I want to thank everyone for their ideas, wisdom and comments. I've been watching and learning a lot from this thread.
I make what many would consider a really decent salary, but I'm not building -wealth-. Yes, I'm tired of software, but mostly I'm tired of needing someone to give me a job.
Lots to think about.
Thanks.
Just a side note. What you want is what my dad referred to as a "f-you" savings account, when you work in a relatively lucrative job that tends toward being the type of thing where you have to work for someone else.
IT jobs that pay well tend to be one of two things: Very good company, fairly large, that will pay top performers what they're worth... Or a startup/small business that's paying in equity. Most of the rest are in the middle of the pay bands for the same work.
If working for the former or a small place you've been smart enough to say "I don't do equity, cash is king", build a savings account that will cover at least a year of expenses or know which investments you can liquidate without tax penalties if needed.
If the stupidity gets too high, you have no qualms about walking away then. And, in day to day decisions about your job and what you'll be doing, you aren't beholden to whatever whims the occasional bad manager or other problem child in the workplace has decided they want you to do. Do what you know is right for the company, communicate why, and if they fire you, consider it for the best.
You aren't worried about eating next month, or even the whole next year.
Buying a business isn't freedom. Frugal living and a big savings account are. "F-you money" is the way to go in IT. Especially when the mergers and acquisitions start.
You'll either be seen as a straight-shooter with their head on straight, while everyone else is freaking out about "maybe being laid off", or you'll know nearly immediately that the new owners don't match your style or whatever, and have plenty of time to start feeling around for a new gig.
Having savings is always a good thing fiscally of course, but make it significant and turn it into a secret weapon available at any time to maintain your sanity. It's the only way to play the employee game.
And pay off ALL the debt first, so if you exercise the option, there aren't any monthly bills. Debt is modern slavery. Spend less, save more, be free.

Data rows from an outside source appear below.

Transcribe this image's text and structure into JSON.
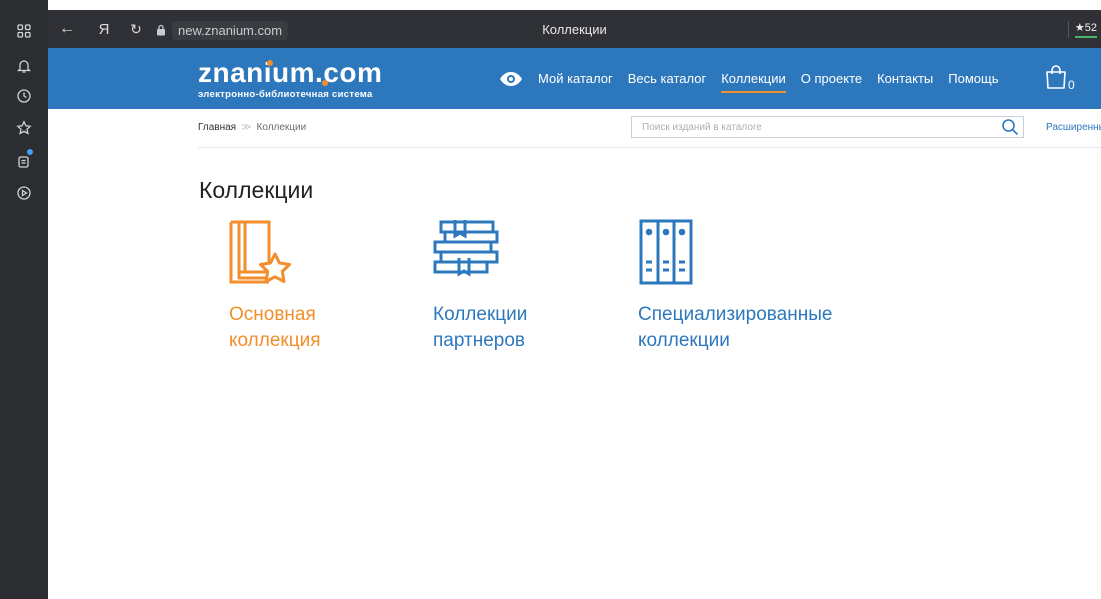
{
  "browser": {
    "url": "new.znanium.com",
    "tab_title": "Коллекции",
    "rating": "★52",
    "back_glyph": "←",
    "yandex_glyph": "Я",
    "reload_glyph": "↻"
  },
  "site": {
    "logo_name": "znanium.com",
    "logo_subtitle": "электронно-библиотечная система",
    "nav": [
      {
        "label": "Мой каталог"
      },
      {
        "label": "Весь каталог"
      },
      {
        "label": "Коллекции",
        "active": true
      },
      {
        "label": "О проекте"
      },
      {
        "label": "Контакты"
      },
      {
        "label": "Помощь"
      }
    ],
    "cart_count": "0"
  },
  "breadcrumb": {
    "home": "Главная",
    "separator": "≫",
    "current": "Коллекции"
  },
  "search": {
    "placeholder": "Поиск изданий в каталоге",
    "advanced_label": "Расширенный"
  },
  "page_title": "Коллекции",
  "collections": [
    {
      "line1": "Основная",
      "line2": "коллекция",
      "icon": "book-star-icon"
    },
    {
      "line1": "Коллекции",
      "line2": "партнеров",
      "icon": "books-stack-icon"
    },
    {
      "line1": "Специализированные",
      "line2": "коллекции",
      "icon": "archive-binders-icon"
    }
  ],
  "colors": {
    "brand_blue": "#2d78bd",
    "accent_orange": "#f28e2b",
    "browser_dark": "#2b2d31"
  }
}
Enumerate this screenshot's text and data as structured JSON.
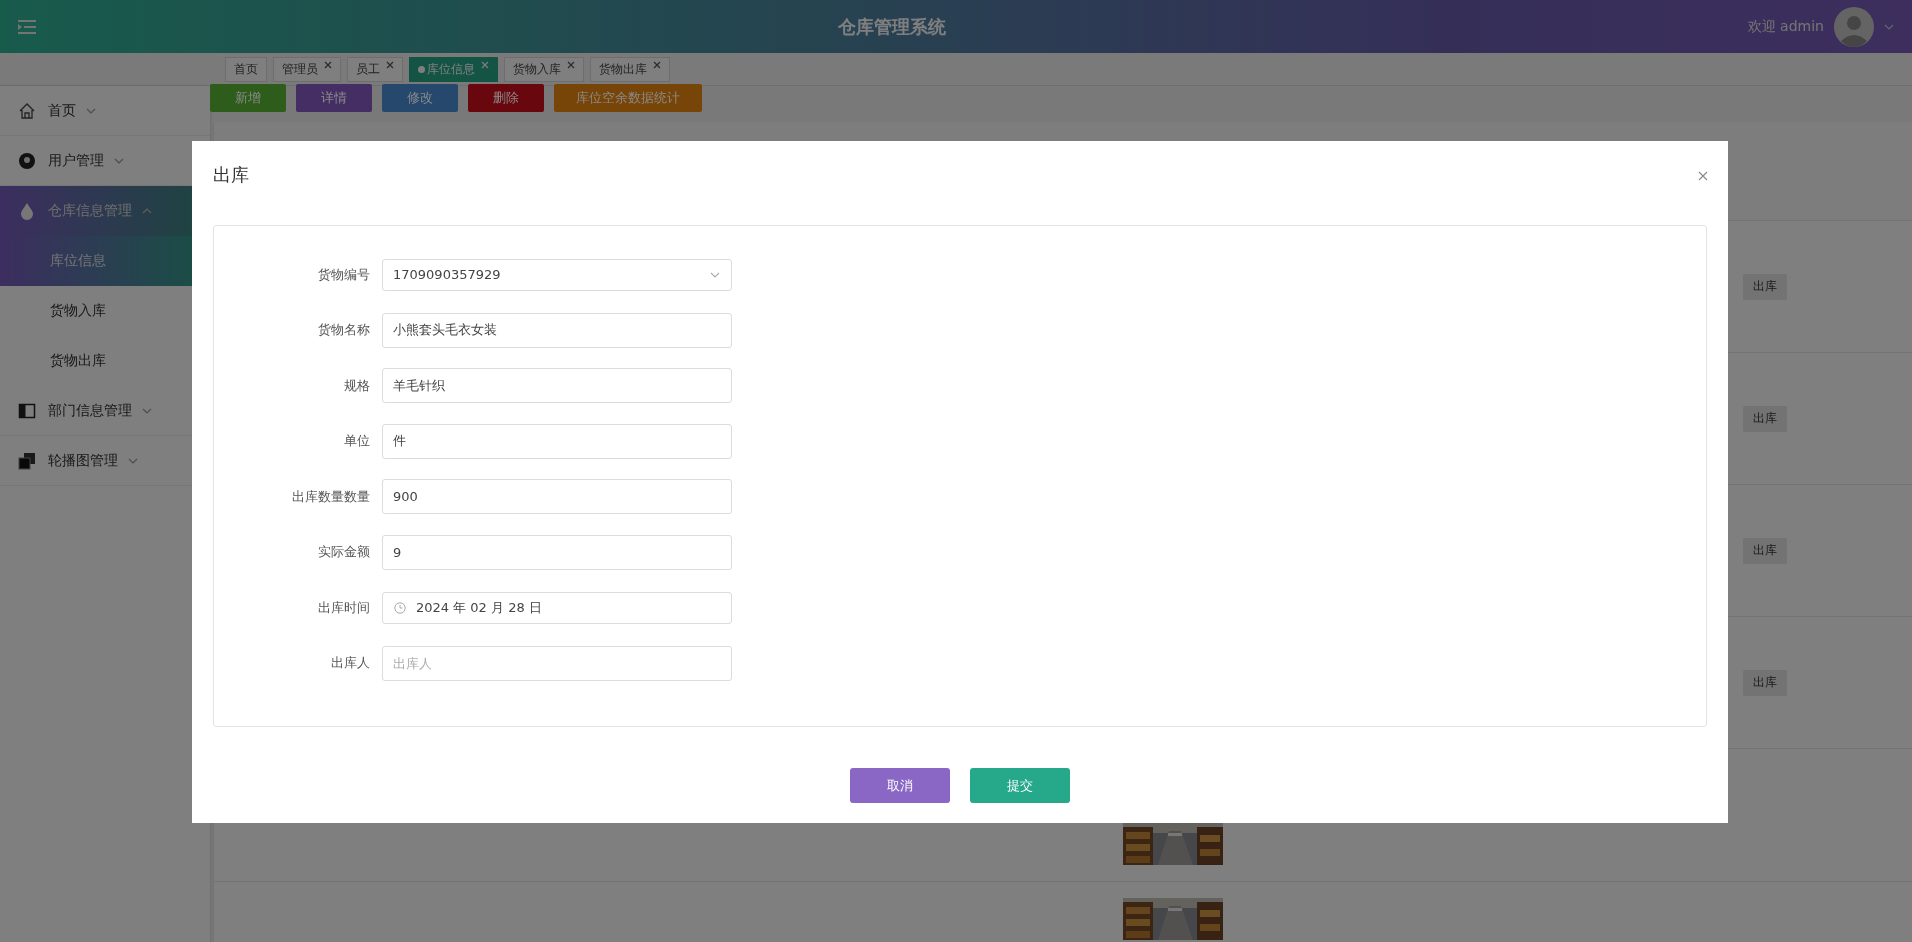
{
  "header": {
    "title": "仓库管理系统",
    "welcome": "欢迎 admin"
  },
  "tabs": [
    {
      "label": "首页",
      "closable": false,
      "selected": false
    },
    {
      "label": "管理员",
      "closable": true,
      "selected": false
    },
    {
      "label": "员工",
      "closable": true,
      "selected": false
    },
    {
      "label": "库位信息",
      "closable": true,
      "selected": true
    },
    {
      "label": "货物入库",
      "closable": true,
      "selected": false
    },
    {
      "label": "货物出库",
      "closable": true,
      "selected": false
    }
  ],
  "sidebar": {
    "items": [
      {
        "label": "首页",
        "kind": "home",
        "expanded": false
      },
      {
        "label": "用户管理",
        "kind": "user",
        "expanded": false
      },
      {
        "label": "仓库信息管理",
        "kind": "drop",
        "expanded": true,
        "children": [
          {
            "label": "库位信息",
            "selected": true
          },
          {
            "label": "货物入库",
            "selected": false
          },
          {
            "label": "货物出库",
            "selected": false
          }
        ]
      },
      {
        "label": "部门信息管理",
        "kind": "panel",
        "expanded": false
      },
      {
        "label": "轮播图管理",
        "kind": "copies",
        "expanded": false
      }
    ]
  },
  "toolbar": [
    {
      "label": "新增",
      "color": "#2e5c1a"
    },
    {
      "label": "详情",
      "color": "#452e64"
    },
    {
      "label": "修改",
      "color": "#25486c"
    },
    {
      "label": "删除",
      "color": "#68080e"
    },
    {
      "label": "库位空余数据统计",
      "color": "#784508"
    }
  ],
  "table": {
    "rows": [
      {
        "kind": "action",
        "action": "出库"
      },
      {
        "kind": "action",
        "action": "出库"
      },
      {
        "kind": "action",
        "action": "出库"
      },
      {
        "kind": "action",
        "action": "出库"
      },
      {
        "kind": "picture"
      },
      {
        "kind": "picture"
      }
    ]
  },
  "dialog": {
    "title": "出库",
    "fields": [
      {
        "label": "货物编号",
        "kind": "select",
        "value": "1709090357929"
      },
      {
        "label": "货物名称",
        "kind": "text",
        "value": "小熊套头毛衣女装"
      },
      {
        "label": "规格",
        "kind": "text",
        "value": "羊毛针织"
      },
      {
        "label": "单位",
        "kind": "text",
        "value": "件"
      },
      {
        "label": "出库数量数量",
        "kind": "text",
        "value": "900"
      },
      {
        "label": "实际金额",
        "kind": "text",
        "value": "9"
      },
      {
        "label": "出库时间",
        "kind": "date",
        "value": "2024 年 02 月 28 日"
      },
      {
        "label": "出库人",
        "kind": "text",
        "placeholder": "出库人"
      }
    ],
    "buttons": [
      {
        "label": "取消",
        "kind": "cancel"
      },
      {
        "label": "提交",
        "kind": "submit"
      }
    ]
  }
}
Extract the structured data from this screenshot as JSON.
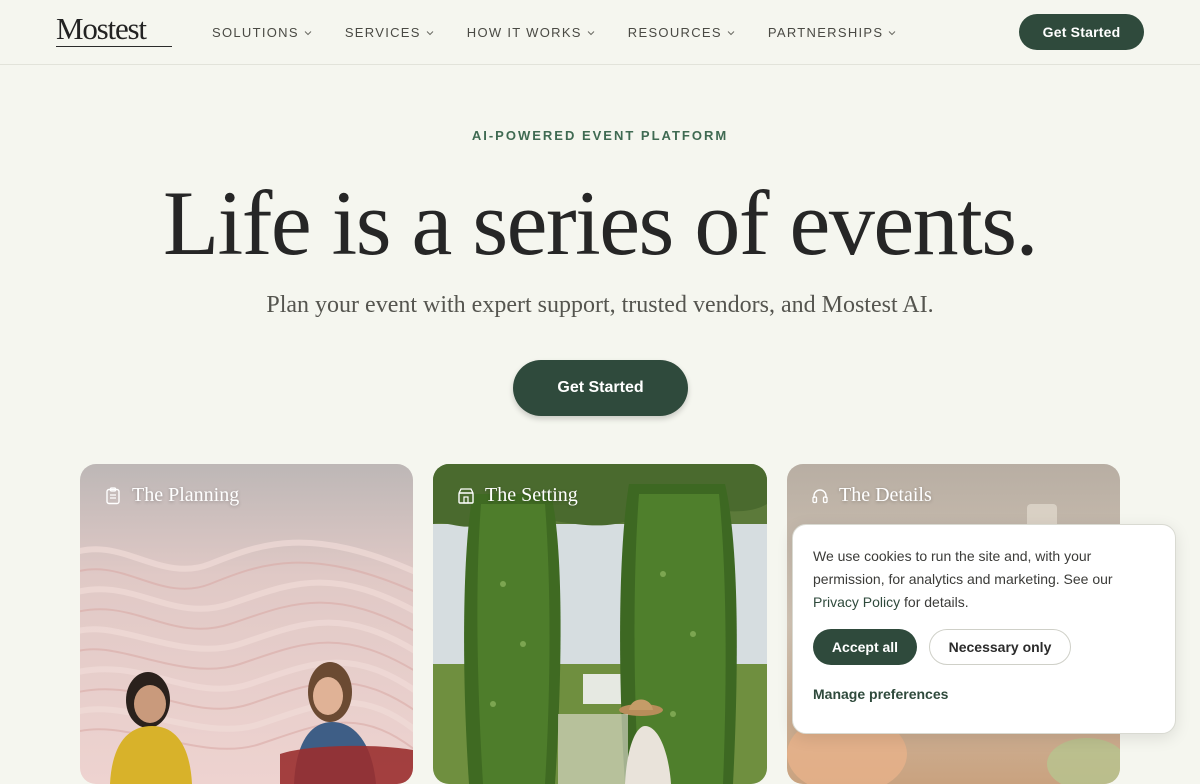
{
  "brand": {
    "logo_text": "Mostest"
  },
  "nav": {
    "items": [
      {
        "label": "SOLUTIONS"
      },
      {
        "label": "SERVICES"
      },
      {
        "label": "HOW IT WORKS"
      },
      {
        "label": "RESOURCES"
      },
      {
        "label": "PARTNERSHIPS"
      }
    ],
    "cta_label": "Get Started"
  },
  "hero": {
    "eyebrow": "AI-POWERED EVENT PLATFORM",
    "headline": "Life is a series of events.",
    "subheadline": "Plan your event with expert support, trusted vendors, and Mostest AI.",
    "cta_label": "Get Started"
  },
  "cards": [
    {
      "title": "The Planning",
      "icon": "clipboard-icon"
    },
    {
      "title": "The Setting",
      "icon": "venue-icon"
    },
    {
      "title": "The Details",
      "icon": "headset-icon"
    }
  ],
  "cookie_banner": {
    "text_before_link": "We use cookies to run the site and, with your permission, for analytics and marketing. See our ",
    "link_text": "Privacy Policy",
    "text_after_link": " for details.",
    "accept_label": "Accept all",
    "necessary_label": "Necessary only",
    "manage_label": "Manage preferences"
  },
  "colors": {
    "page_background": "#f5f6ef",
    "brand_green": "#2f4a3c",
    "eyebrow_green": "#3f6a52"
  }
}
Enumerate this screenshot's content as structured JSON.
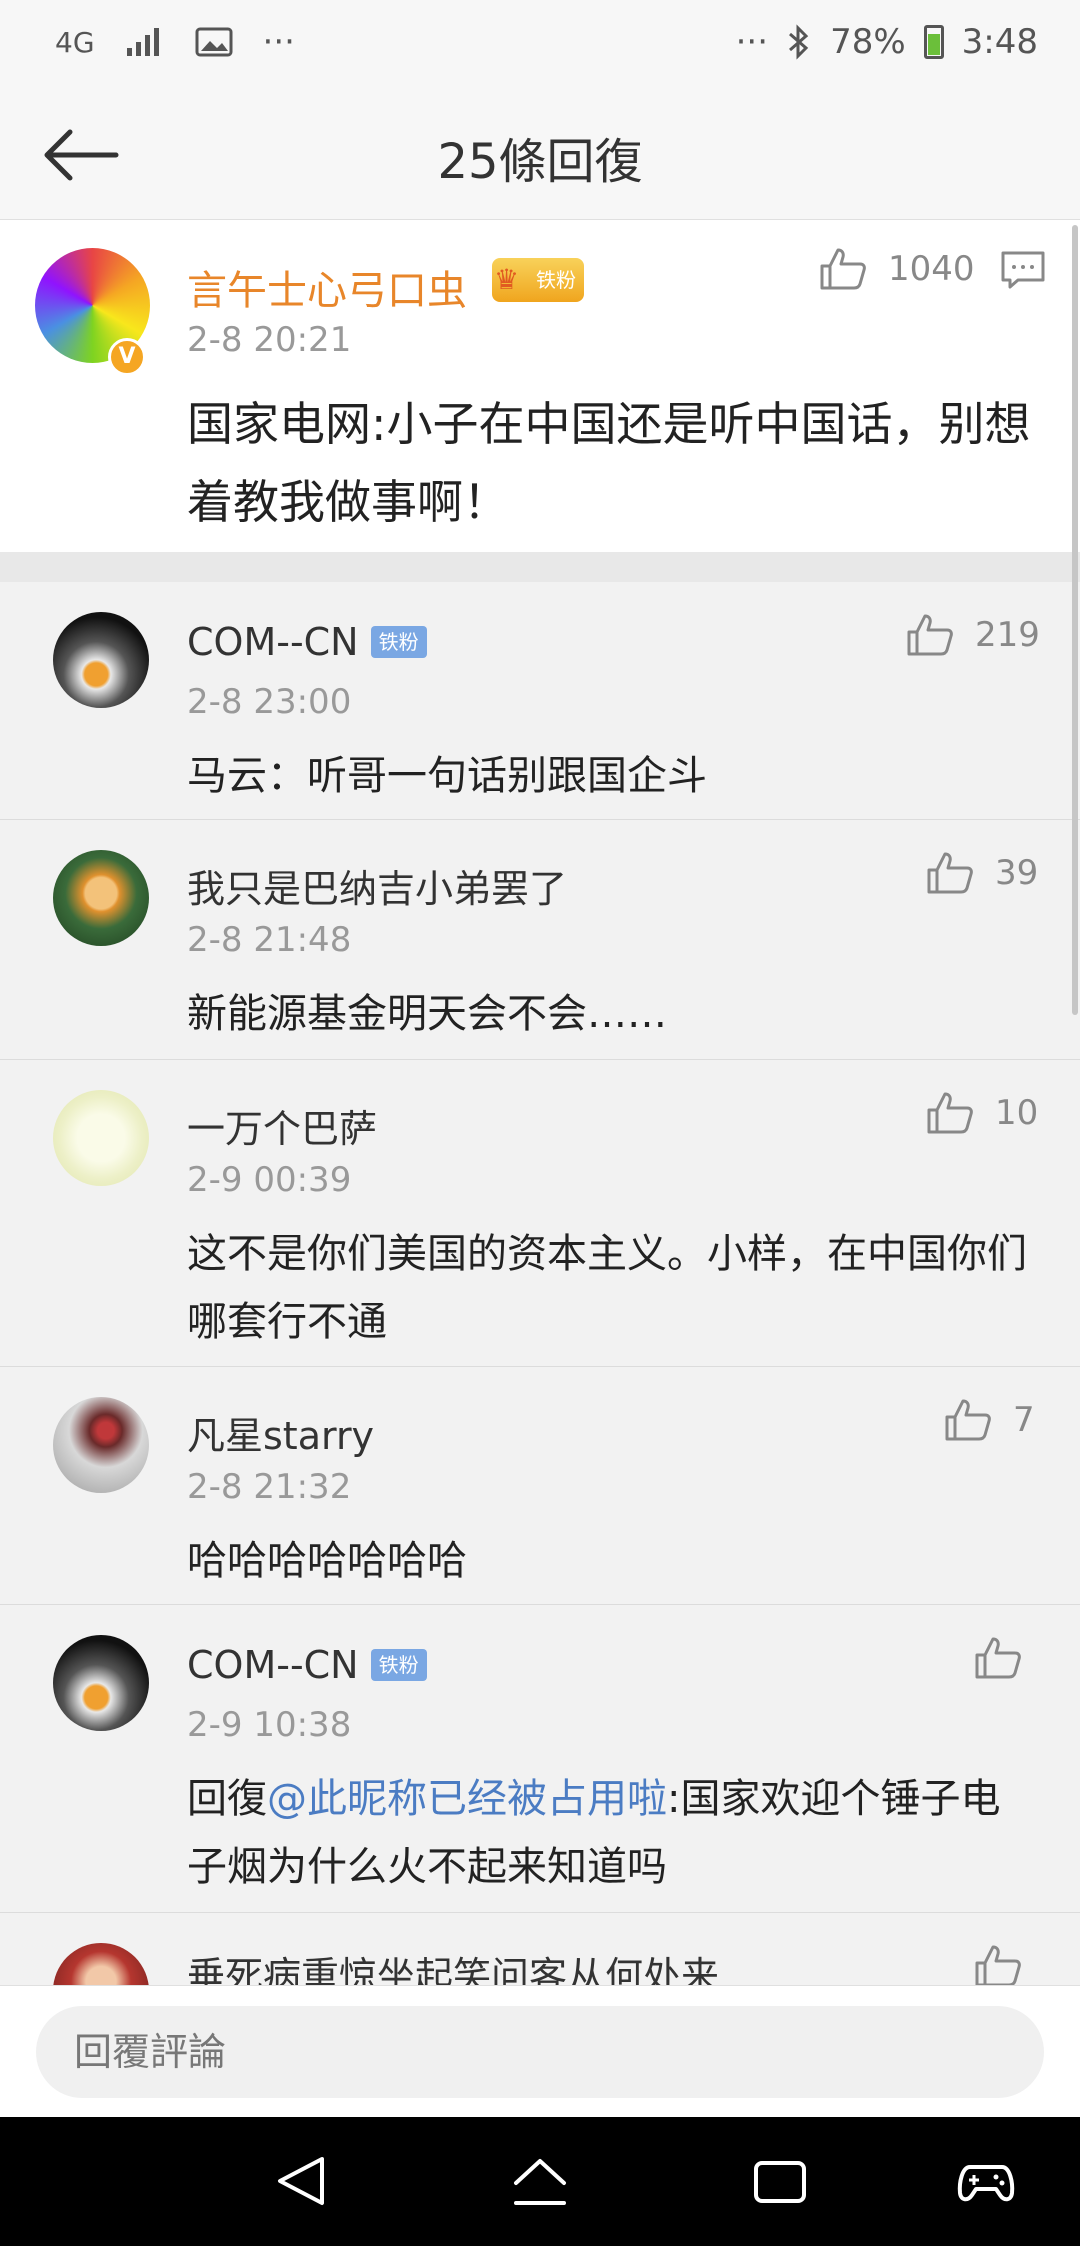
{
  "status_bar": {
    "network": "4G",
    "overflow": "···",
    "right_overflow": "···",
    "battery": "78%",
    "time": "3:48"
  },
  "header": {
    "title": "25條回復"
  },
  "main_comment": {
    "author": "言午士心弓口虫",
    "fan_badge": "铁粉",
    "crown_level": "5",
    "verified": "V",
    "time": "2-8 20:21",
    "likes": "1040",
    "text": "国家电网:小子在中国还是听中国话，别想着教我做事啊！"
  },
  "replies": [
    {
      "author": "COM--CN",
      "badge": "铁粉",
      "time": "2-8 23:00",
      "likes": "219",
      "text": "马云：听哥一句话别跟国企斗"
    },
    {
      "author": "我只是巴纳吉小弟罢了",
      "badge": "",
      "time": "2-8 21:48",
      "likes": "39",
      "text": "新能源基金明天会不会……"
    },
    {
      "author": "一万个巴萨",
      "badge": "",
      "time": "2-9 00:39",
      "likes": "10",
      "text": "这不是你们美国的资本主义。小样，在中国你们哪套行不通"
    },
    {
      "author": "凡星starry",
      "badge": "",
      "time": "2-8 21:32",
      "likes": "7",
      "text": "哈哈哈哈哈哈哈"
    },
    {
      "author": "COM--CN",
      "badge": "铁粉",
      "time": "2-9 10:38",
      "likes": "",
      "text_prefix": "回復",
      "mention": "@此昵称已经被占用啦",
      "text": ":国家欢迎个锤子电子烟为什么火不起来知道吗"
    },
    {
      "author": "垂死病重惊坐起笑问客从何处来",
      "badge": "",
      "time": "",
      "likes": "",
      "text": ""
    }
  ],
  "input": {
    "placeholder": "回覆評論"
  }
}
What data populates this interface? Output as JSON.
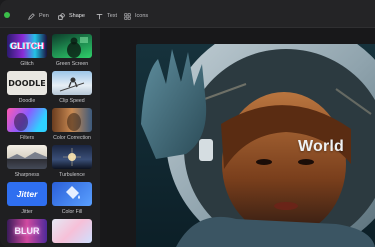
{
  "toolbar": {
    "tools": [
      {
        "label": "Pen",
        "icon": "pen-icon"
      },
      {
        "label": "Shape",
        "icon": "shape-icon"
      },
      {
        "label": "Text",
        "icon": "text-icon"
      },
      {
        "label": "Icons",
        "icon": "icons-icon"
      }
    ],
    "active_tool": "Shape"
  },
  "sidebar": {
    "effects": [
      {
        "label": "Glitch",
        "thumb_text": "GLITCH"
      },
      {
        "label": "Green Screen"
      },
      {
        "label": "Doodle",
        "thumb_text": "DOODLE"
      },
      {
        "label": "Clip Speed"
      },
      {
        "label": "Filters"
      },
      {
        "label": "Color Correction"
      },
      {
        "label": "Sharpness"
      },
      {
        "label": "Turbulence"
      },
      {
        "label": "Jitter",
        "thumb_text": "Jitter"
      },
      {
        "label": "Color Fill"
      },
      {
        "thumb_text": "BLUR"
      },
      {}
    ]
  },
  "canvas": {
    "overlay_text": "World"
  },
  "colors": {
    "accent_green": "#3bbf4a",
    "background": "#1e1e20",
    "jitter_blue": "#2f6ff0"
  }
}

Call your savings account that you can't touch your "freedom account" if you have to. Convince yourself that you and your freedom are worth more than whatever trinket or thing you want to buy that you saw on TV.
When the debt is paid off and then you look at the savings account you built that would have handled a year of expenses, you realize it'll handle three.
Just my $0.00 worth of advice. Live like you make much less than you do. Be the guy with a 20 year old pickup truck who could buy the other guy's Porche with $100 bills.
Software engineering ranges from $50K-to well over $100K depending on what you're doing and where. Actively target the top of the range and live on half of it. You'll have a nice "f-you" fund in no time.
As far as "wealth" building goes, or equity investments...
Have a few friends who wanted to build equity. They invested in other people's bars and restaurants. The first bar was three twenty-something's who needed capital to renovates failed coffee shop into a bar four blocks from the baseball stadium. Location, location, location. They made enough money on that to start three restaurants.
Wasn't the exact same investors in all four businesses, different people had different ideas, but the core group that busted butt and built the first bar was always involved. Very critical to have excellent people. Way more critical than quite a few other business decisions and problems mentioned.
Also read up on the rules on angel investing and see just how flush you have to be to even legally participate. Your goal is to be significantly higher than that number if you want to invest in very risky and very lucrative stuff. Easy to get taken in that world. Lots of sharks. But for now, your goal is to even be able to play.
There's thoughts for ya from lunch hour in my 14 year old truck.